New joined nodes has error: "run/containerd/containerd.sock: connect: connection refused"
Spegel version
v0.0.18
Kubernetes distribution
kubeadm
Kubernetes version
v1.30
CNI
calico
Describe the bug
we are running kubernetes cluster on baremental machines using capi. I found any new joined nodes after spegel installation will have the error below and not function for any mirror.

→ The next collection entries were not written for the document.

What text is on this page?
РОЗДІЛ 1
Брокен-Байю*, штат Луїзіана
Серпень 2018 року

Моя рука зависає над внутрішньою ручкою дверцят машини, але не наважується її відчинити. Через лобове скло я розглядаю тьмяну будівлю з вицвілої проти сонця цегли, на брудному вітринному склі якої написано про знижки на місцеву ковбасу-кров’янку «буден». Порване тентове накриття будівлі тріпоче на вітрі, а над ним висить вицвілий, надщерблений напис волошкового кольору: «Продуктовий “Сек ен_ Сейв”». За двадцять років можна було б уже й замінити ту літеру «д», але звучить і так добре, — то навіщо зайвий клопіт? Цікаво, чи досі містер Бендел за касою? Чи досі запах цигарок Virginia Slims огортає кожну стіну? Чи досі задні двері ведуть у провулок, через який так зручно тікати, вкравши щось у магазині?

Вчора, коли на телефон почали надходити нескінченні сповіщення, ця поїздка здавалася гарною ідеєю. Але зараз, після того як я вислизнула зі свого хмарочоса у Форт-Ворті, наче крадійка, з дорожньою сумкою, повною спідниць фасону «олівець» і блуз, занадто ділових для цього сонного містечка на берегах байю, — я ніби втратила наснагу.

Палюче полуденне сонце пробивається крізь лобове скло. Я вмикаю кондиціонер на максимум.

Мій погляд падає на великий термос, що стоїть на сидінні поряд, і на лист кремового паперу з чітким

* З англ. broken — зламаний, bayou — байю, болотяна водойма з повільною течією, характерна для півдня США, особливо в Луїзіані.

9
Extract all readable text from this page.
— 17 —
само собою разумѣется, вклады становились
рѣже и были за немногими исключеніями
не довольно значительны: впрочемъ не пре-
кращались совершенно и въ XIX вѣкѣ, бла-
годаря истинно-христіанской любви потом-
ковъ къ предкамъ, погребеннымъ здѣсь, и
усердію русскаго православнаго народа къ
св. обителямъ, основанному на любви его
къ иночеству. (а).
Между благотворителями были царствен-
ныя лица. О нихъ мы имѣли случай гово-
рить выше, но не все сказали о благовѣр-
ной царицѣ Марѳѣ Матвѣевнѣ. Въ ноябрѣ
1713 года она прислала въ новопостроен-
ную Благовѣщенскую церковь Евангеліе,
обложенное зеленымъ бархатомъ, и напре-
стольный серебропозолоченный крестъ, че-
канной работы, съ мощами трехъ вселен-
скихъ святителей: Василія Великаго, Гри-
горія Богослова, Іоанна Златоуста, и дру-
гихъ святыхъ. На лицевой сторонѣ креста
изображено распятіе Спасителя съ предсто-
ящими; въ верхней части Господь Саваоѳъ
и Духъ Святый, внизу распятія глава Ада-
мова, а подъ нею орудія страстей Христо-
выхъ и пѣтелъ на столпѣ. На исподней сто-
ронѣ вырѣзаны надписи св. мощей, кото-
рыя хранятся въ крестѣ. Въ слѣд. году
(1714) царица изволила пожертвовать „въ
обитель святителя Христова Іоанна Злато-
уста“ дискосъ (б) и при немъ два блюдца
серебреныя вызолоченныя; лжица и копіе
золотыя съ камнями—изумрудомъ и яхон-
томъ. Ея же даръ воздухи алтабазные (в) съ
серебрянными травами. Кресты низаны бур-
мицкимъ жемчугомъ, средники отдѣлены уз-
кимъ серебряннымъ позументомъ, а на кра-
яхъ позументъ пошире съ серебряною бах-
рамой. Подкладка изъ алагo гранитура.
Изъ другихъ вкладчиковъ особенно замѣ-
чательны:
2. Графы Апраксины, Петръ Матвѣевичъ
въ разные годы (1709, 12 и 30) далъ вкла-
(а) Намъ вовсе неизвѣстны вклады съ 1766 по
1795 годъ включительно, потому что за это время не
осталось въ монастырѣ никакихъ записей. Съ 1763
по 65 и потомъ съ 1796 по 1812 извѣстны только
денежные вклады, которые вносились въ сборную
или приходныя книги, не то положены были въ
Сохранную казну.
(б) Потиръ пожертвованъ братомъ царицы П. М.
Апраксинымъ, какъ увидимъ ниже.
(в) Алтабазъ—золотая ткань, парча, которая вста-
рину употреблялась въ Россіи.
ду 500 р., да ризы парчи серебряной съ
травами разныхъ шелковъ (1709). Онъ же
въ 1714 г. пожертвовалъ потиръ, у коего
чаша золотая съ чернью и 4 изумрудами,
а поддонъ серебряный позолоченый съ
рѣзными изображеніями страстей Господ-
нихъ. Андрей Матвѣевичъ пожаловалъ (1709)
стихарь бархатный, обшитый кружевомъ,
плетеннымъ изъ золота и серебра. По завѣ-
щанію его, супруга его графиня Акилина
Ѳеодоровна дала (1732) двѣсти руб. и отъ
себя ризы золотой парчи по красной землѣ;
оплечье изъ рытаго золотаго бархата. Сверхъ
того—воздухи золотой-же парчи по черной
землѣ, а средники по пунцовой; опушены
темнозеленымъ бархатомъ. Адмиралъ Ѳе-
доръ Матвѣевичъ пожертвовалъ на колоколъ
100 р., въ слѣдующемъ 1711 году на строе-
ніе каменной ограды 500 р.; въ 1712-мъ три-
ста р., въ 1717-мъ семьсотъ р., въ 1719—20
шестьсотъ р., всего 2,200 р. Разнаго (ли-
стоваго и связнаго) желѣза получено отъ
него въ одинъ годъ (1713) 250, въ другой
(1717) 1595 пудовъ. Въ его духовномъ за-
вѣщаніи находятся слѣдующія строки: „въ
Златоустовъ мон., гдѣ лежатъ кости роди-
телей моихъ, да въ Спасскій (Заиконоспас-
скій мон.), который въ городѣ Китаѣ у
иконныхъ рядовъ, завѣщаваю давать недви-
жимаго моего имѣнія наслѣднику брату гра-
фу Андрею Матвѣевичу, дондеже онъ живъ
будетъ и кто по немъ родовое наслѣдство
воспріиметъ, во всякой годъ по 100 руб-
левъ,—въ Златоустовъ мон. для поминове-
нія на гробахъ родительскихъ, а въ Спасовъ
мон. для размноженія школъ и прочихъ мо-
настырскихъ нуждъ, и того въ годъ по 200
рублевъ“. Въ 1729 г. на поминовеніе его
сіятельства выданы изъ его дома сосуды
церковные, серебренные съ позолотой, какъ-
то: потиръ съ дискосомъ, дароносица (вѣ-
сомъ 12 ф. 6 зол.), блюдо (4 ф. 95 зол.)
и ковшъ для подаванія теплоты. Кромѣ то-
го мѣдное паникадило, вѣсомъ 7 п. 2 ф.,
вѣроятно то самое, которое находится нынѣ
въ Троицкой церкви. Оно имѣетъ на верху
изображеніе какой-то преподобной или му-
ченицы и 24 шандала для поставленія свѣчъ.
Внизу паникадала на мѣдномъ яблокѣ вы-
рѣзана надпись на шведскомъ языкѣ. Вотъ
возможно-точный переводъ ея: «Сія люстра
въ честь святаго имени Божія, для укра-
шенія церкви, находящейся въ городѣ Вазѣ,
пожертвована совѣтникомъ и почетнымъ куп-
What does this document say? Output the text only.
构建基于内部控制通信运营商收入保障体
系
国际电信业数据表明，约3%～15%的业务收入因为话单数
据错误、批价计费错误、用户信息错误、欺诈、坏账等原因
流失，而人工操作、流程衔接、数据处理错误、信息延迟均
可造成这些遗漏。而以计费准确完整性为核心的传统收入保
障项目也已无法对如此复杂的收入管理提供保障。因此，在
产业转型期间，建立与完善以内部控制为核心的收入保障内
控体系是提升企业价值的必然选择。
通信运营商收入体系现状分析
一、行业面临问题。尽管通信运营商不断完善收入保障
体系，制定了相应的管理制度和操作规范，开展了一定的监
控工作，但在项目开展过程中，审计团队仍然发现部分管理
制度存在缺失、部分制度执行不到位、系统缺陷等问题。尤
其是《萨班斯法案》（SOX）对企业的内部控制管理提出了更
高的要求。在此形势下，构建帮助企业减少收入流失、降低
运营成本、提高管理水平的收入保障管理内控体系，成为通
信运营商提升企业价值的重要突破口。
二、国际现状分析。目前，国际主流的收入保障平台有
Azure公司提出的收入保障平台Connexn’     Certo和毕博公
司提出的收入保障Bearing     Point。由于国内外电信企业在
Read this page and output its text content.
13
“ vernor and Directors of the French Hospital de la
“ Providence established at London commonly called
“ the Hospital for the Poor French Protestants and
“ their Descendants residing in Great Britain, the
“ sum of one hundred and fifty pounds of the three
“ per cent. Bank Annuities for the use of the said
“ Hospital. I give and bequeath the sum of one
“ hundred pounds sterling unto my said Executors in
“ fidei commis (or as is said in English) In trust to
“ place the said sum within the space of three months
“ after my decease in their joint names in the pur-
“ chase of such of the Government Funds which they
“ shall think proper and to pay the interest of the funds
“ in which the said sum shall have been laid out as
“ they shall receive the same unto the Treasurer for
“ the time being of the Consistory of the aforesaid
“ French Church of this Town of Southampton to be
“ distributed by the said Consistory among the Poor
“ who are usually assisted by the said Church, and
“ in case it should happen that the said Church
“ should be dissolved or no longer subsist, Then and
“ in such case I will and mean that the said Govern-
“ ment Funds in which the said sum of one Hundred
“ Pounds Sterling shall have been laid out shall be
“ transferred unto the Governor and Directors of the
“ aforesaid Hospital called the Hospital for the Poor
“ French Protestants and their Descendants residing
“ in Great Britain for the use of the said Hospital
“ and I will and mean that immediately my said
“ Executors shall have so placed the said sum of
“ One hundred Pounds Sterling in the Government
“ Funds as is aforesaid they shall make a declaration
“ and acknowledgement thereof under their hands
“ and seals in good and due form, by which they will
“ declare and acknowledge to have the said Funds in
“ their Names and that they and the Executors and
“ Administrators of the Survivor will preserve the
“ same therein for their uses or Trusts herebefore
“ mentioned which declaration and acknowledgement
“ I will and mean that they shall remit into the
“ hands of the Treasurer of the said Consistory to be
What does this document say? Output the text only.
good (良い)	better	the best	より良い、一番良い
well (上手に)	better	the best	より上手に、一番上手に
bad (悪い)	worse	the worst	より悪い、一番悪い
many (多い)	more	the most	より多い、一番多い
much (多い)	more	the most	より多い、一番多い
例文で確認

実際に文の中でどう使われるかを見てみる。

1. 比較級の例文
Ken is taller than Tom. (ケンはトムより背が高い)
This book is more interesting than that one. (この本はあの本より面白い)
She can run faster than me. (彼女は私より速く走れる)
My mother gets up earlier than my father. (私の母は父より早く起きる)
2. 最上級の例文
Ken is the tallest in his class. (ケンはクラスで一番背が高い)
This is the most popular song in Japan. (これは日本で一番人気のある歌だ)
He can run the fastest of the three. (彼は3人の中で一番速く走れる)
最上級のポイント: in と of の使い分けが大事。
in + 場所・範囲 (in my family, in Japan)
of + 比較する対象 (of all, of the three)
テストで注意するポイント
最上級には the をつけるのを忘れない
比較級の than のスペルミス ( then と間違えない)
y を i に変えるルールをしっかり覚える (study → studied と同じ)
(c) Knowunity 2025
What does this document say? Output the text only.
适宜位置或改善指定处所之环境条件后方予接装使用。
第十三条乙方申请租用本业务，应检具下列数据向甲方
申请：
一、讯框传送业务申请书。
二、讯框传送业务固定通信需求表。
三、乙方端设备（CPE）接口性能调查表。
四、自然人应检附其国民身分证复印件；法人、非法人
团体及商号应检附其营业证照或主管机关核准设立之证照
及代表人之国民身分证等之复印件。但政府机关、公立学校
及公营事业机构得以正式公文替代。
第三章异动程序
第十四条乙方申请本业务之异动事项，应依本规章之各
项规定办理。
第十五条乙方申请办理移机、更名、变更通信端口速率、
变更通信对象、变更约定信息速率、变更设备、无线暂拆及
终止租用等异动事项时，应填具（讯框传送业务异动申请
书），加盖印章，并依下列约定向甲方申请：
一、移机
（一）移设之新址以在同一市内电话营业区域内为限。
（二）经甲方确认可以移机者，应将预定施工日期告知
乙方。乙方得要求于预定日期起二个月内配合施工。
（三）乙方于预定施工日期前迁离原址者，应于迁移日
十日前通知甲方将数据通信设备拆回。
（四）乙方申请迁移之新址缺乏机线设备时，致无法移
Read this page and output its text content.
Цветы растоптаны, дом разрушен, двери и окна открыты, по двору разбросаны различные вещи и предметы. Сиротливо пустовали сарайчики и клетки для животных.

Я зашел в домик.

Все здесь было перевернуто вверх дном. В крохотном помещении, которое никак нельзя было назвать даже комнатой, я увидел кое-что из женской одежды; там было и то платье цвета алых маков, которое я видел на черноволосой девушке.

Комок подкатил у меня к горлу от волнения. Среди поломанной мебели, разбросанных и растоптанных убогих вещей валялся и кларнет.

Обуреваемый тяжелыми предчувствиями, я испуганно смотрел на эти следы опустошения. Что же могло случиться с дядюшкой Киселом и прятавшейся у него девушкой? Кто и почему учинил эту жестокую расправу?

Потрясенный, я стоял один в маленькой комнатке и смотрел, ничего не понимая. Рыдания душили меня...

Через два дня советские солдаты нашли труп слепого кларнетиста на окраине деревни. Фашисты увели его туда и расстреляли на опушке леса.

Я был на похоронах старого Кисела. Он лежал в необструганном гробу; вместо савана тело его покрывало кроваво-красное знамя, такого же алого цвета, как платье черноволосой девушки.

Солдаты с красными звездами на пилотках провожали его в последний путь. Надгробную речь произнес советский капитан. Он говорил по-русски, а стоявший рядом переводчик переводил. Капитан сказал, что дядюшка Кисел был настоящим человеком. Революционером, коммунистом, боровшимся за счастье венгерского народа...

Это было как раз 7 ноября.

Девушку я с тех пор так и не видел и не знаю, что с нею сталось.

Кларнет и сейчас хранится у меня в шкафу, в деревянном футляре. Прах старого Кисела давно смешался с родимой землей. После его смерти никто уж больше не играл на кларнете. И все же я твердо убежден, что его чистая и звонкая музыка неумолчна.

{"level":"info","ts":1719427282.4200914,"caller":"state/state.go:30","msg":"running scheduled image state update"}
{"level":"error","ts":1719427282.4204097,"caller":"state/state.go:32","msg":"received errors when updating all images","error":"connection error: desc = \"transport: error while dialing: dial unix /run/containerd/containerd.sock: connect: connection refused\": unavailable","stacktrace":"github.com/xenitab/spegel/pkg/state.Track\n\t/build/pkg/state/state.go:32\nmain.registryCommand.func5\n\t/build/main.go:172\ngolang.org/x/sync/errgroup.(*Group).Go.func1\n\t/go/pkg/mod/golang.org/x/[email protected]/errgroup/errgroup.go:78"}
looks like same as: https://github.com/spegel-org/spegel/issues/333, not sure if that related leader election refresh.
This has nothing to do with #333. The error you are seeing comes from the Containerd client not being able to communicate with the Containerd socket. Are you sure the socket is located at the path that is configured?
yes, I am sure the socket is located at the path. everytime after I restart spegel daemonset, the issue was fixed.
This seems like a peculiar issue as restarting the pod should have no effect. And you are seeing the same issue with the latest Spegel version?
still don't have a chance to test with the latest Spegel version, hopefully i can get it tested next week.
On Thu, Jul 11, 2024 at 2:25 PM Philip Laine @.***> wrote:
This seems like a peculiar issue as restarting the pod should have no effect. And you are seeing the same issue with the latest Spegel version?
— Reply to this email directly, view it on GitHub https://github.com/spegel-org/spegel/issues/528#issuecomment-2223964893, or unsubscribe https://github.com/notifications/unsubscribe-auth/AK25LWOH6UA23HEESMFO7PLZL3Z3VAVCNFSM6AAAAABKA4CVZ6VHI2DSMVQWIX3LMV43OSLTON2WKQ3PNVWWK3TUHMZDEMRTHE3DIOBZGM . You are receiving this because you authored the thread.Message ID: @.***>
We have enabled selinux on our nodes and had the same error. The solution was the following setting:
securityContext:
seLinuxOptions:
type: spc_t
I have the same issue on control-plane nodes, regardless by restart
{"time":"2024-08-16T10:56:12.574167036Z","level":"ERROR","source":{"function":"github.com/spegel-org/spegel/pkg/state.Track","file":"/build/pkg/state/state.go","line":36},"msg":"received errors when updating all images","err":"connection error: desc = \"transport: error while dialing: dial unix /run/containerd/containerd.sock: connect: connection refused\": unavailable"}
The error that you are seeing means that either the Containerd socket does not exist at that path or it can't be reached. This check is run immediately on start and will exit Spegel if an error occurs as there would be no use continuing. Are you sure that this is the correct path?
Could not produce this issue anymore, please ignore
Closing as issues seem to be resolved.